Investigators, said the source, felt their suspect was a sick guy and whether or
not he was JonBenet Ramsey's killer, they were "really worried that we would end
up with another dead child, or at least somebody badly sexually abused."
Nate Karr, brother of the suspect, says the arrest is a mistake, the accusations
are "ridiculous, without a doubt," and the e-mail authorities found suspicious
is related to a book his brother has been writing.
Authorities haven't yet disclosed what evidence allegedly ties Karr to the
crime.
"A conviction isn't necessarily going to be a slam-dunk here," says CBS News
legal analyst Andrew Cohen. "All of the problems that plagued investigators and
police for all these years — the contamination of the crime scene and all that —
doesn't just go away now... If you are a prosecutor or an investigator, you are
looking for a confession that is going to stand up in court, or some sort of DNA
or other physical link between the suspect and the crime scene: something that
cannot be explained away by a good defense attorney, who is going to focus upon
the contamination of the crime scene right after the murder."
Images of JonBenet performing in a cowgirl costume and other beauty pageant
outfits turned up on TV and in the papers soon after her body was discovered,
and over the years, have sparked many theories about her killing.
Investigators said at one point that JonBenet's parents were under an "umbrella
of suspicion." They insisted that an intruder had killed their daughter, and
warned other parents in Boulder to be aware that a killer was out there
somewhere, unrestrained and unpunished.
Patsy Ramsey also chastised the media and blasting local law enforcement as
incompetent.
In a statement Wednesday, John Ramsey said: "Patsy was aware that authorities
were close to making an arrest in the case, and had she lived to see this day,
would no doubt have been as pleased as I am with today's development, almost ten
years after our daughter's murder."
Lib Waters of Marietta, Ga., visited the gravesites of Patsy and JonBenet Ramsey
in the Atlanta suburb immediately after hearing news reports about the arrest.
Waters, who described herself as a longtime friend of the Ramsey family, taped a
piece of notebook paper to JonBenet Ramsey's headstone that read: "Dearest
Patsy, Justice has come for you and Jon. Rest in peace."

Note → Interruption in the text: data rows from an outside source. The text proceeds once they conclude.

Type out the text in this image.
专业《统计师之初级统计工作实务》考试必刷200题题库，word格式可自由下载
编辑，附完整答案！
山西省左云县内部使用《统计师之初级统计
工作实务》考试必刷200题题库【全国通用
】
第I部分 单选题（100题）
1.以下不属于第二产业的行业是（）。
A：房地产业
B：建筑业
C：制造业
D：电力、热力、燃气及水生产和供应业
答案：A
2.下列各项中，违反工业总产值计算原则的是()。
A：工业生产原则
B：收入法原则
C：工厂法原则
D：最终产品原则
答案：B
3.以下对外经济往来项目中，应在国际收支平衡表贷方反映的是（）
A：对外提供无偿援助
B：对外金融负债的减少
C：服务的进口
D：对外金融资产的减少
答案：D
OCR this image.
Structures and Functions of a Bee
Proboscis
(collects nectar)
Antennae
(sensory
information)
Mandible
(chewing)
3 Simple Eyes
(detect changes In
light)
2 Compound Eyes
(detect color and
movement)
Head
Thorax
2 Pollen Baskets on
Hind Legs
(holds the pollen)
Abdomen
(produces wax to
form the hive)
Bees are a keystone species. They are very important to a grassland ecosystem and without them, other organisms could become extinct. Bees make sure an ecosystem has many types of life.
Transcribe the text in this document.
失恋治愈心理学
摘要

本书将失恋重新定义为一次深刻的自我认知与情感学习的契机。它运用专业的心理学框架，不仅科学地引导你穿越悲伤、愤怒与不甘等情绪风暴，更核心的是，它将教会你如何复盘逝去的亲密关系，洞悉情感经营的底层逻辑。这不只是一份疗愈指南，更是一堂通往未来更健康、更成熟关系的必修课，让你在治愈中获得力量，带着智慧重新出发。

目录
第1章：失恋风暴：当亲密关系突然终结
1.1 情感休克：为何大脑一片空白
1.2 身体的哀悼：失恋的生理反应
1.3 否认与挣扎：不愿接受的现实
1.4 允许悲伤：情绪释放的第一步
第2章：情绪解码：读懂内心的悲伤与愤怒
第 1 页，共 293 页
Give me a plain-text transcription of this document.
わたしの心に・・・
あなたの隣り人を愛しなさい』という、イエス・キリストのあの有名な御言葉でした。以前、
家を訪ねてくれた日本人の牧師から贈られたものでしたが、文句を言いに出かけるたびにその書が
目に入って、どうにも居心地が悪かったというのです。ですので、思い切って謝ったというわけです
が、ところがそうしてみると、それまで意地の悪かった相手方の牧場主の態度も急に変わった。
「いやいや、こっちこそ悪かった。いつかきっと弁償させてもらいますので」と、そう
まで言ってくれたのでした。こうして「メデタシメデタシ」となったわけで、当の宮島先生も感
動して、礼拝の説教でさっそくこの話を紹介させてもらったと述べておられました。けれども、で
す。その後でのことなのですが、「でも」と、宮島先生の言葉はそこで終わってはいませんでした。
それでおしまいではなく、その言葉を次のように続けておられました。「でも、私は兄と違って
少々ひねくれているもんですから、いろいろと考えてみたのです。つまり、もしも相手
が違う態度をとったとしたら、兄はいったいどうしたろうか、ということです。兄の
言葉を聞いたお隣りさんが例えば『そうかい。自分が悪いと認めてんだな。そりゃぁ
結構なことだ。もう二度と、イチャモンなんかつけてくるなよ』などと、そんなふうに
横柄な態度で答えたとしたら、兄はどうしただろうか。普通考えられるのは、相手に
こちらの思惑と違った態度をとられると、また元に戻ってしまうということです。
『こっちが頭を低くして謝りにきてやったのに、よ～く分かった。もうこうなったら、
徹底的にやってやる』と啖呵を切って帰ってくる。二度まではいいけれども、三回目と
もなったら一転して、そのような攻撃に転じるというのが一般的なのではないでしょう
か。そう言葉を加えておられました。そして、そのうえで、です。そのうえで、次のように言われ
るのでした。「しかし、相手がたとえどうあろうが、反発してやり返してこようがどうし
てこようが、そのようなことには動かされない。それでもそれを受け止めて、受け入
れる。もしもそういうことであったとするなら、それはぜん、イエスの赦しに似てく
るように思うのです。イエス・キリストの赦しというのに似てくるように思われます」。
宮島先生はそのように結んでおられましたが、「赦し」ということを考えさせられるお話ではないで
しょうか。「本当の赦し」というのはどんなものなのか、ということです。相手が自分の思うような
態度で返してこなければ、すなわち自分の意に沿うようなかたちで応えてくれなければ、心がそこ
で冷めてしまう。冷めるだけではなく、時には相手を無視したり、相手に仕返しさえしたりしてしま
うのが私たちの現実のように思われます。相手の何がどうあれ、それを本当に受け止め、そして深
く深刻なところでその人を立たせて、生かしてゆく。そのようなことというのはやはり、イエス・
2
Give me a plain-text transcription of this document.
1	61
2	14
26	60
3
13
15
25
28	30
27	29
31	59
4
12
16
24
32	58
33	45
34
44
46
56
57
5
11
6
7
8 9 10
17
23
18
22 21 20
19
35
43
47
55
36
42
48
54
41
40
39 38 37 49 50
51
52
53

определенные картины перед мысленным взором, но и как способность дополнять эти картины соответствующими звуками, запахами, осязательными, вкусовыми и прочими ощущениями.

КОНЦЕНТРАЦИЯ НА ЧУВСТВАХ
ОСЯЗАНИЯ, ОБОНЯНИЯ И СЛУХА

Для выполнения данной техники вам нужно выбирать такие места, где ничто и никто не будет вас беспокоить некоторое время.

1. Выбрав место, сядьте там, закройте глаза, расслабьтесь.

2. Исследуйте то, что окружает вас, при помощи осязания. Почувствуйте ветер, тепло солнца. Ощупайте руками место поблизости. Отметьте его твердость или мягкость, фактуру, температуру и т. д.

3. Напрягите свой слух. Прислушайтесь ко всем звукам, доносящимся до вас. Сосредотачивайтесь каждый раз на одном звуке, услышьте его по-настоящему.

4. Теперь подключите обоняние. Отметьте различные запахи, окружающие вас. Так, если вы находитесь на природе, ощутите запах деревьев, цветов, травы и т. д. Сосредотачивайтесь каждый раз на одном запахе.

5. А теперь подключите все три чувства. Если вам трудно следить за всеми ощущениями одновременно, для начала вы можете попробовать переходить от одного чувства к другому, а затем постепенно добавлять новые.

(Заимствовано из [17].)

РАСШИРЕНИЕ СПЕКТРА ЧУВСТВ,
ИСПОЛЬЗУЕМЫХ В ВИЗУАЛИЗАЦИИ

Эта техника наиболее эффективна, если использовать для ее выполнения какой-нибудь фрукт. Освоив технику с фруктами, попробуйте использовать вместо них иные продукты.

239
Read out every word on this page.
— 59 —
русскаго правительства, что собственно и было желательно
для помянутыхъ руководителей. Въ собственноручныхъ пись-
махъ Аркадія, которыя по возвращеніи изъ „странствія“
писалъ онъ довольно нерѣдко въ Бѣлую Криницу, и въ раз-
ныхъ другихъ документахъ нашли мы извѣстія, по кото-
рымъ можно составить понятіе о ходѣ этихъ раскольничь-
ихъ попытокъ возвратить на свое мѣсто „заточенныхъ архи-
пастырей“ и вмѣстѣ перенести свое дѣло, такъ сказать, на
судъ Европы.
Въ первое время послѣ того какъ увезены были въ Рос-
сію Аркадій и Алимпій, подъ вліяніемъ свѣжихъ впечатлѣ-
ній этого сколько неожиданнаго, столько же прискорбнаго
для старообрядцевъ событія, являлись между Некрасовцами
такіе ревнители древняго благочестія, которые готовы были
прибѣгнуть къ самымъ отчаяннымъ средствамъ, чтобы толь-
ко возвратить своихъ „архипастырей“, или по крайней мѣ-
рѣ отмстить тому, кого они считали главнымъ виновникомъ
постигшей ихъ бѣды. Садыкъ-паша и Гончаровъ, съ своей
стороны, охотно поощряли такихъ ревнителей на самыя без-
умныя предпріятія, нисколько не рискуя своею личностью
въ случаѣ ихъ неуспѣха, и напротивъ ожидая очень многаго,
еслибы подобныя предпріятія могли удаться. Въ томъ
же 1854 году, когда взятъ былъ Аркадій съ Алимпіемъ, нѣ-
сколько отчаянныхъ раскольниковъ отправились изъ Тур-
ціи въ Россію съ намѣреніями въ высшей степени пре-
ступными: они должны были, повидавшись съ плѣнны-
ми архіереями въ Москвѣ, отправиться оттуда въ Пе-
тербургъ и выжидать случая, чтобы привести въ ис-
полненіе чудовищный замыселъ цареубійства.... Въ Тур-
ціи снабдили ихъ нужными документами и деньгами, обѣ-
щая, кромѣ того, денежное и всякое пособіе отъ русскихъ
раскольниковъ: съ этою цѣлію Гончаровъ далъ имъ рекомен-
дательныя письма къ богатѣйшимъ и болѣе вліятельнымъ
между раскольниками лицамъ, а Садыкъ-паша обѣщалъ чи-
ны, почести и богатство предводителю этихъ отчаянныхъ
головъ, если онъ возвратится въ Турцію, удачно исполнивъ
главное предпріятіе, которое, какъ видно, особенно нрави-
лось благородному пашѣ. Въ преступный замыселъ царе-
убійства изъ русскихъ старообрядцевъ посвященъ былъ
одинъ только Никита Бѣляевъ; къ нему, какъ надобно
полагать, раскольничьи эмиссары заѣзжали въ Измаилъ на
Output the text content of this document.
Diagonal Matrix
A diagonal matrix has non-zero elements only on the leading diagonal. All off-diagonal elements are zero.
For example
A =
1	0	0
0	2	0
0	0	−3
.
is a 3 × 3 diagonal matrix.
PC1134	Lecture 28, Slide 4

In 2003, a federal judge in Atlanta concluded that the evidence she reviewed
suggested an intruder killed JonBenet. That opinion came with the judge's
decision to dismiss a libel and slander lawsuit against the Ramseys by a
freelance journalist, whom the Ramseys had named as a suspect in their
daughter's murder. The Boulder district attorney at the time said she agreed
with the judge's declaration.
KUSA-TV of Denver, citing no sources, reported that the suspect has confessed to
certain elements of the crime.
Bob Grant, a former Adams County district attorney who worked on the case, said
there was never enough evidence to convince him that any potential suspect could
be successfully prosecuted.
"I wasn't convinced it was an inside job, nor was I convinced it was an outside
job," he said. "All the outside suspects were cleared after exhaustive
investigation, and there were a whole lot of outside suspects."
Patsy Ramsey made the 911 call on Dec. 26, 1996, telling police that her
daughter was missing. "There's a note left and our daughter's gone," she said
breathlessly.
Boulder police responded immediately to Ramsey's call for help, and what first
looked like a kidnapping quickly became a murder investigation, when JonBenet's
body was found by her father in a small storage room in the basement of her
house.
Because of the bizarre ransom note, and the fact that JonBenet was killed in her
own home, detectives focused on her parents, John and Patsy, as their prime
suspects.
Boulder police brushed aside many of the leads that came in, and dismissed the
possibility that an intruder had somehow slipped inside the house and committed
the murder.
Throughout lengthy and sometimes hostile police interrogations, both in 1998 and
2000, the Ramseys maintained their innocence. A 2005 48 Hours report found that
DNA evidence ruled out the parents as suspects and investigators were no longer
focusing on the Ramsey family.
The couple wrote a book, "The Death of Innocence," which was published in 2000.